A black toy car rests on its side on a wooden table. Deep vertical scratches in the wood testify to the table’s age and its heavy use, and maybe to the dedicated craftsmanship of its owner. The car doesn’t move, and the camera taking a picture of the car doesn’t either. But by placing the car on different areas of the table, taking quick shots, and stringing them together, this Bombardier Jones video generates a startling illusion. Suddenly the little car is rolling forward in the rain, bouncing over bumps in the road, persisting in its course in conditions that could best be described as challenging.
That’s just the first sequence in the endlessly rewatchable video for “Great Idea,” the pop-psychedelic kickoff track on Dare To Hope, Bombardier Jones’s latest album. Filmed and edited entirely on a phone, the video proves that great ideas and the camera in your hand (or pocket) are all you need. That, and a pile of clever ideas: the clip by director Lone Resident demonstrates a resourcefulness and ability to generate evocative effects from the simplest means possible. But really, the essence of the song — and maybe the entire album — is there in that opening metaphor. For the past two years, we’ve all been driving through a storm. We’ve all experienced turbulence. We’ve all been as humble and vulnerable as that toy. And we’ve kept going anyway.
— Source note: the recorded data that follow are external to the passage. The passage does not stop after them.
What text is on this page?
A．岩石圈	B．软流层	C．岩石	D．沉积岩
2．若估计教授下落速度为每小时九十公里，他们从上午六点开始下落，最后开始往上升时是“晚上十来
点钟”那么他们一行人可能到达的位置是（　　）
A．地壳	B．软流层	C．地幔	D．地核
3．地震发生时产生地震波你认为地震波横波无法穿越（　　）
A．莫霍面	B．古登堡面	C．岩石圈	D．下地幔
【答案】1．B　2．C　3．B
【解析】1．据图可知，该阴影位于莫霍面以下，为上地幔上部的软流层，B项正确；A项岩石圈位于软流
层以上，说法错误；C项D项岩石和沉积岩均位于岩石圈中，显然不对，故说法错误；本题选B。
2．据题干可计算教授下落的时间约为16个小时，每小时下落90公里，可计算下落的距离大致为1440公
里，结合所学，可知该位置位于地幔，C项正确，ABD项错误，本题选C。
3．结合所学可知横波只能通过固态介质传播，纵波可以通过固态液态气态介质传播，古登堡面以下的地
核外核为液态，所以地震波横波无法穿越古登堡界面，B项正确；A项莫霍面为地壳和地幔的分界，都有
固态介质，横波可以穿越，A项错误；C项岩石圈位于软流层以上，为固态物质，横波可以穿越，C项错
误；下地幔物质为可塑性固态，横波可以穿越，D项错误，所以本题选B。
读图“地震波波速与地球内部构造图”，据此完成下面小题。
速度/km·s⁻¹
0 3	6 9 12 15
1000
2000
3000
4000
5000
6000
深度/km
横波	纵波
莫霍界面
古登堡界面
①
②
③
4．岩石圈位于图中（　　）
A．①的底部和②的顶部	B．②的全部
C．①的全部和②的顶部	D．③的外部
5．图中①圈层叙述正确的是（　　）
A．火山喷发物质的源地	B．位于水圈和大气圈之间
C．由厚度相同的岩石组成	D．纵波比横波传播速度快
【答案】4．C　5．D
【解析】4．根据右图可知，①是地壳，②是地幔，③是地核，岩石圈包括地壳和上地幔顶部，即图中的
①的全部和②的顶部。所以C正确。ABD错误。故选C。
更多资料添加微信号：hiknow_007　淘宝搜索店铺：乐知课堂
It takes bravery to maintain hope in hard times. That makes Bombardier Jones’s album — one that leads with cautious, well-earned optimism — a true study in courage. But longtime fans will also recognize in these songs the same combination of irreverence, sardonic wit, wordplay, compassion, and acute observation of the human condition that’s present in all of Jones’s work. His unerring sense of melody continues to guide him, and he remains a master at small-combo arrangement and vocal harmony. Jones is the kind of songwriter who knows just when to introduce a sonic or lyrical element that intensifies the emotional force of the track: a percussion break, a wry aside, a piano solo, a sneaky guitar riff. He’s relaxed and approachable, but he remains present to every detail of his songs.
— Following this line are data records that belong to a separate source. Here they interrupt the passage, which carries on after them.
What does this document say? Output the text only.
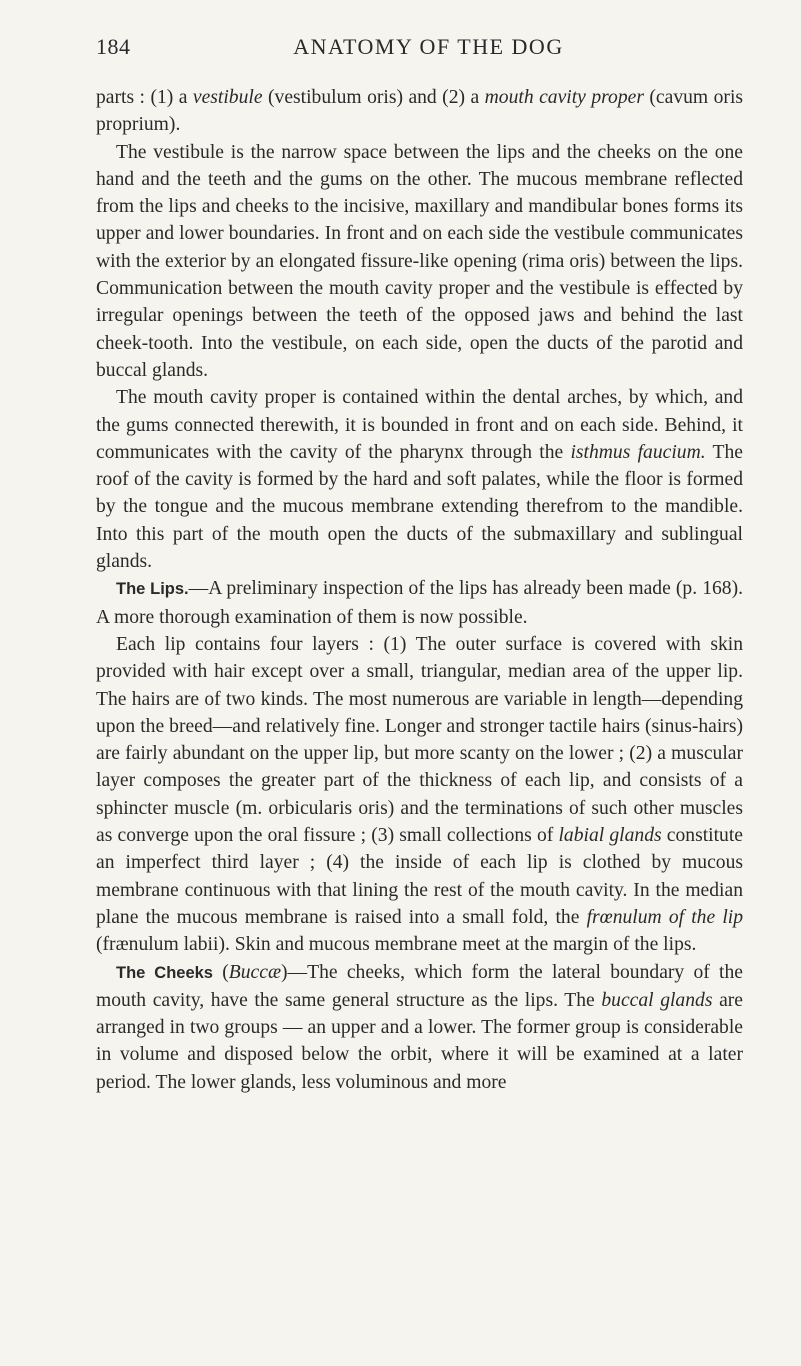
184	ANATOMY OF THE DOG

parts : (1) a vestibule (vestibulum oris) and (2) a mouth cavity proper (cavum oris proprium).

The vestibule is the narrow space between the lips and the cheeks on the one hand and the teeth and the gums on the other. The mucous membrane reflected from the lips and cheeks to the incisive, maxillary and mandibular bones forms its upper and lower boundaries. In front and on each side the vestibule communicates with the exterior by an elongated fissure-like opening (rima oris) between the lips. Communication between the mouth cavity proper and the vestibule is effected by irregular openings between the teeth of the opposed jaws and behind the last cheek-tooth. Into the vestibule, on each side, open the ducts of the parotid and buccal glands.

The mouth cavity proper is contained within the dental arches, by which, and the gums connected therewith, it is bounded in front and on each side. Behind, it communicates with the cavity of the pharynx through the isthmus faucium. The roof of the cavity is formed by the hard and soft palates, while the floor is formed by the tongue and the mucous membrane extending therefrom to the mandible. Into this part of the mouth open the ducts of the submaxillary and sublingual glands.

The Lips.—A preliminary inspection of the lips has already been made (p. 168). A more thorough examination of them is now possible.

Each lip contains four layers : (1) The outer surface is covered with skin provided with hair except over a small, triangular, median area of the upper lip. The hairs are of two kinds. The most numerous are variable in length—depending upon the breed—and relatively fine. Longer and stronger tactile hairs (sinus-hairs) are fairly abundant on the upper lip, but more scanty on the lower ; (2) a muscular layer composes the greater part of the thickness of each lip, and consists of a sphincter muscle (m. orbicularis oris) and the terminations of such other muscles as converge upon the oral fissure ; (3) small collections of labial glands constitute an imperfect third layer ; (4) the inside of each lip is clothed by mucous membrane continuous with that lining the rest of the mouth cavity. In the median plane the mucous membrane is raised into a small fold, the frœnulum of the lip (frænulum labii). Skin and mucous membrane meet at the margin of the lips.

The Cheeks (Buccæ)—The cheeks, which form the lateral boundary of the mouth cavity, have the same general structure as the lips. The buccal glands are arranged in two groups — an upper and a lower. The former group is considerable in volume and disposed below the orbit, where it will be examined at a later period. The lower glands, less voluminous and more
Jones had some help from talented friends.The Baltimore rocker’s collaborators on Dare To Hope include contributions from the legendary Dave Mattacks, drummer for Fairport Convention, pianist John Carroll of the Starland Vocal Band, and guitarist Kevin Barry, who has supported Roseanne Cash, Ray Lamontagne, and many other luminaries. Together, they’ve created a track that’s direct, inspiring, and catchy but which contains surprising depth. The same can be said of the “Great Idea” clip. The video is a rapid-fire succession of domestic images – toys, dolls, finger-paintings, the walls of a child’s room – and the rapid cutting brings everything to a jumpy, nervy life. It’s an enchanted world he’s welcoming us into, a jittery and nervous one, but an alluring one nevertheless.